Vozes de Emaús: Por um Cristianismo que procure ser fiel ao Evangelho de Jesus. Artigo de Edward Guimarães

Arte: Lauren Palma | IHU

31 Julho 2026

"Ser cristão pode parecer óbvio, mas é a acolhida de um horizonte novo para o jeito de viver e conviver que se descortina. É um desafio cotidiano nada fácil de ser vivido e que precisa ser discernido em cada situação, relação ou contexto onde a nossa vida e a convivência acontecem. Trata-se da busca diária de ser um discípulo fiel de Jesus: o aprender a ouvir o que o Mestre nos ensina com o Evangelho e praticar, com fidelidade e ardor, os ensinamentos recebidos que nos desafiam a cultivar uma 'vida nova' ".

O artigo é de Edward Guimarães, doutor em Ciências da Religião pela PUC Minas e mestre em Teologia pela FAJE, é licenciado em Filosofia pela PUC Minas (2020) e bacharel em Teologia (1996) e Filosofia (1992) pela FAJE. Atua como professor do Departamento de Ciências da Religião da PUC Minas, onde é como secretário executivo do Observatório da evangelização. É membro da atual diretoria da Sociedade de Teologia e Ciências da Religião (SOTER).

Edward Guimarães (Foto: Arquivo pessoal)

O presente texto integra a coluna Vozes de Emaús, que conta com contribuições semanais dos membros do Grupo Emaús.
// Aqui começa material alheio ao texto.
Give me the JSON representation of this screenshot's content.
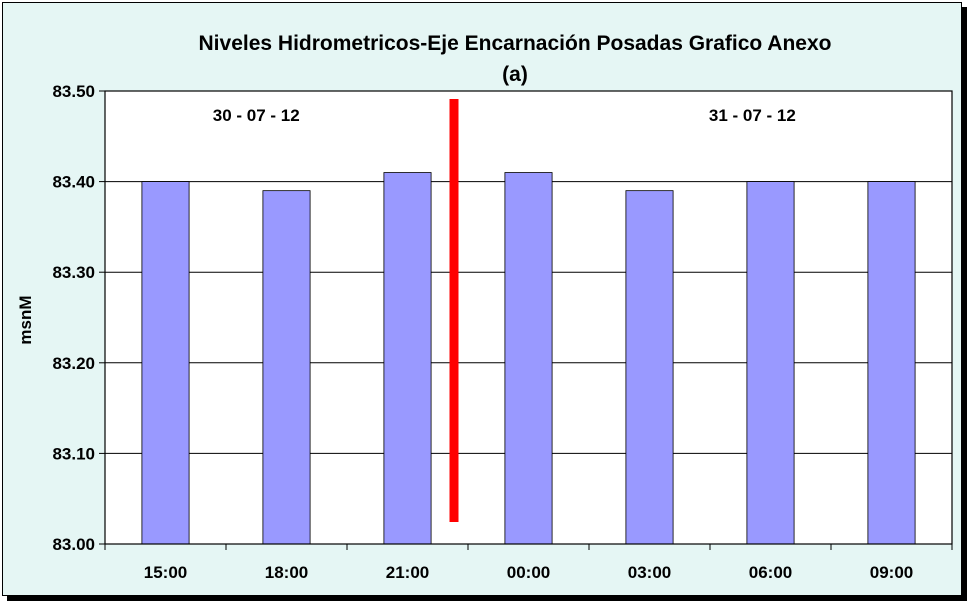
{
  "chart_data": {
    "type": "bar",
    "title": "Niveles Hidrometricos-Eje Encarnación Posadas Grafico Anexo",
    "subtitle": "(a)",
    "xlabel": "",
    "ylabel": "msnM",
    "categories": [
      "15:00",
      "18:00",
      "21:00",
      "00:00",
      "03:00",
      "06:00",
      "09:00"
    ],
    "series": [
      {
        "values": [
          83.4,
          83.39,
          83.41,
          83.41,
          83.39,
          83.4,
          83.4
        ]
      }
    ],
    "ylim": [
      83.0,
      83.5
    ],
    "yticks": [
      "83.00",
      "83.10",
      "83.20",
      "83.30",
      "83.40",
      "83.50"
    ],
    "grid": true,
    "date_labels": [
      "30 - 07 - 12",
      "31 - 07 - 12"
    ],
    "colors": {
      "bar": "#9999ff",
      "background": "#e5f6f4",
      "plot_area": "#ffffff",
      "divider": "#ff0000"
    }
  }
}
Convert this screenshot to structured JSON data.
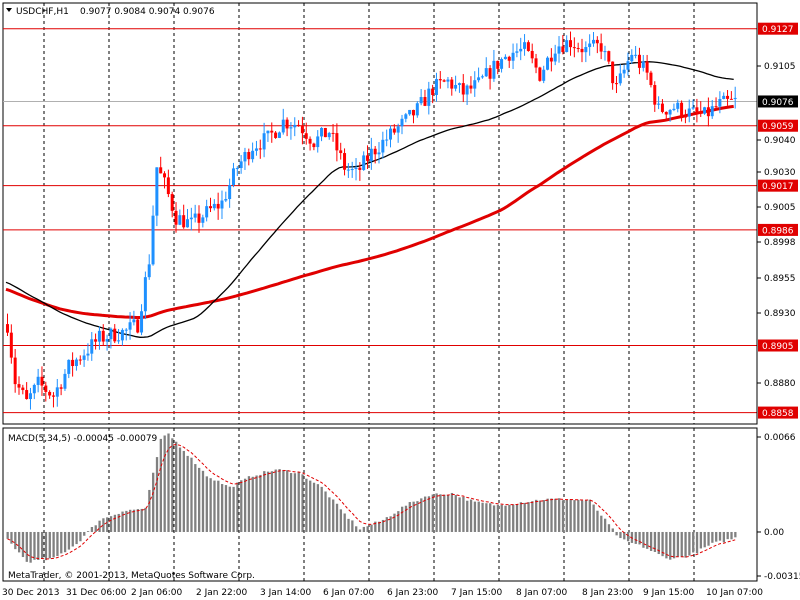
{
  "header": {
    "symbol": "USDCHF,H1",
    "ohlc": "0.9077 0.9084 0.9074 0.9076"
  },
  "macd_header": "MACD(5,34,5) -0.00045 -0.00079",
  "copyright": "MetaTrader, © 2001-2013, MetaQuotes Software Corp.",
  "colors": {
    "bull": "#1e90ff",
    "bear": "#ff0000",
    "level": "#e00000",
    "ma_fast": "#000000",
    "ma_slow": "#e00000",
    "macd_hist": "#808080",
    "macd_signal": "#e00000",
    "grid": "#000000"
  },
  "chart_data": {
    "type": "candlestick",
    "price_axis": {
      "ylim": [
        0.885,
        0.9145
      ],
      "ticks": [
        "0.9105",
        "0.9040",
        "0.9030",
        "0.9005",
        "0.8998",
        "0.8955",
        "0.8930",
        "0.8880"
      ]
    },
    "current_price": "0.9076",
    "levels": [
      {
        "price": 0.9127,
        "label": "0.9127"
      },
      {
        "price": 0.9059,
        "label": "0.9059"
      },
      {
        "price": 0.9017,
        "label": "0.9017"
      },
      {
        "price": 0.8986,
        "label": "0.8986"
      },
      {
        "price": 0.8905,
        "label": "0.8905"
      },
      {
        "price": 0.8858,
        "label": "0.8858"
      }
    ],
    "time_labels": [
      "30 Dec 2013",
      "31 Dec 06:00",
      "2 Jan 06:00",
      "2 Jan 22:00",
      "3 Jan 14:00",
      "6 Jan 07:00",
      "6 Jan 23:00",
      "7 Jan 15:00",
      "8 Jan 07:00",
      "8 Jan 23:00",
      "9 Jan 15:00",
      "10 Jan 07:00"
    ],
    "close_path": [
      [
        0,
        0.892
      ],
      [
        2,
        0.888
      ],
      [
        5,
        0.8865
      ],
      [
        8,
        0.8878
      ],
      [
        12,
        0.887
      ],
      [
        16,
        0.889
      ],
      [
        20,
        0.89
      ],
      [
        24,
        0.891
      ],
      [
        28,
        0.8913
      ],
      [
        31,
        0.8915
      ],
      [
        34,
        0.892
      ],
      [
        37,
        0.8965
      ],
      [
        39,
        0.903
      ],
      [
        41,
        0.9018
      ],
      [
        44,
        0.8995
      ],
      [
        48,
        0.899
      ],
      [
        52,
        0.8998
      ],
      [
        56,
        0.9005
      ],
      [
        60,
        0.903
      ],
      [
        64,
        0.9045
      ],
      [
        68,
        0.905
      ],
      [
        72,
        0.9062
      ],
      [
        76,
        0.906
      ],
      [
        80,
        0.9048
      ],
      [
        84,
        0.9055
      ],
      [
        88,
        0.903
      ],
      [
        91,
        0.9025
      ],
      [
        95,
        0.904
      ],
      [
        99,
        0.905
      ],
      [
        103,
        0.906
      ],
      [
        107,
        0.907
      ],
      [
        111,
        0.9085
      ],
      [
        115,
        0.909
      ],
      [
        119,
        0.9082
      ],
      [
        123,
        0.9088
      ],
      [
        127,
        0.91
      ],
      [
        131,
        0.911
      ],
      [
        135,
        0.9112
      ],
      [
        139,
        0.9095
      ],
      [
        143,
        0.9115
      ],
      [
        147,
        0.9118
      ],
      [
        151,
        0.9112
      ],
      [
        155,
        0.9115
      ],
      [
        159,
        0.9085
      ],
      [
        163,
        0.911
      ],
      [
        167,
        0.9095
      ],
      [
        170,
        0.907
      ],
      [
        174,
        0.9072
      ],
      [
        178,
        0.9068
      ],
      [
        182,
        0.9066
      ],
      [
        186,
        0.9074
      ],
      [
        190,
        0.9076
      ]
    ],
    "macd_axis": {
      "ylim": [
        -0.0033,
        0.007
      ],
      "ticks": [
        "0.0066",
        "0.00",
        "-0.00315"
      ]
    },
    "macd_path": [
      [
        0,
        -0.0005
      ],
      [
        5,
        -0.002
      ],
      [
        12,
        -0.0018
      ],
      [
        18,
        -0.0008
      ],
      [
        24,
        0.0008
      ],
      [
        30,
        0.0014
      ],
      [
        36,
        0.0016
      ],
      [
        40,
        0.0062
      ],
      [
        42,
        0.0066
      ],
      [
        46,
        0.0055
      ],
      [
        52,
        0.0038
      ],
      [
        58,
        0.003
      ],
      [
        64,
        0.0038
      ],
      [
        70,
        0.0042
      ],
      [
        76,
        0.004
      ],
      [
        82,
        0.003
      ],
      [
        88,
        0.0012
      ],
      [
        92,
        0.0002
      ],
      [
        98,
        0.0008
      ],
      [
        104,
        0.0018
      ],
      [
        110,
        0.0025
      ],
      [
        116,
        0.0026
      ],
      [
        122,
        0.002
      ],
      [
        128,
        0.0018
      ],
      [
        134,
        0.002
      ],
      [
        140,
        0.0022
      ],
      [
        146,
        0.0022
      ],
      [
        152,
        0.0021
      ],
      [
        156,
        0.0008
      ],
      [
        160,
        -0.0005
      ],
      [
        166,
        -0.001
      ],
      [
        172,
        -0.0018
      ],
      [
        178,
        -0.0016
      ],
      [
        184,
        -0.0008
      ],
      [
        190,
        -0.0004
      ]
    ]
  }
}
Para saber mais sobre o projeto, acesse aqui

Eis o artigo. 

Nenhuma tradição religiosa, para manter-se lúcida e criativamente significativa, ou seja, libertada e libertadora, pode deixar de cultivar a memória viva de sua experiência primeira: aquela que a fez brotar, que lhe nutre de vigor e inquietude, que mantém a sua vitalidade e capacidade de (re)encantar e entusiasmar a seus fiéis, ou a quem recebe o seu anúncio, ou contempla a beleza de seu testemunho. Experiência portadora da luz e da força necessárias para se reinventar e despertar novos horizontes diante de desafios e crises diversas. Esta memória da experiência primeira é uma das fontes que mantém viva e vivificante uma religião na dinâmica histórica.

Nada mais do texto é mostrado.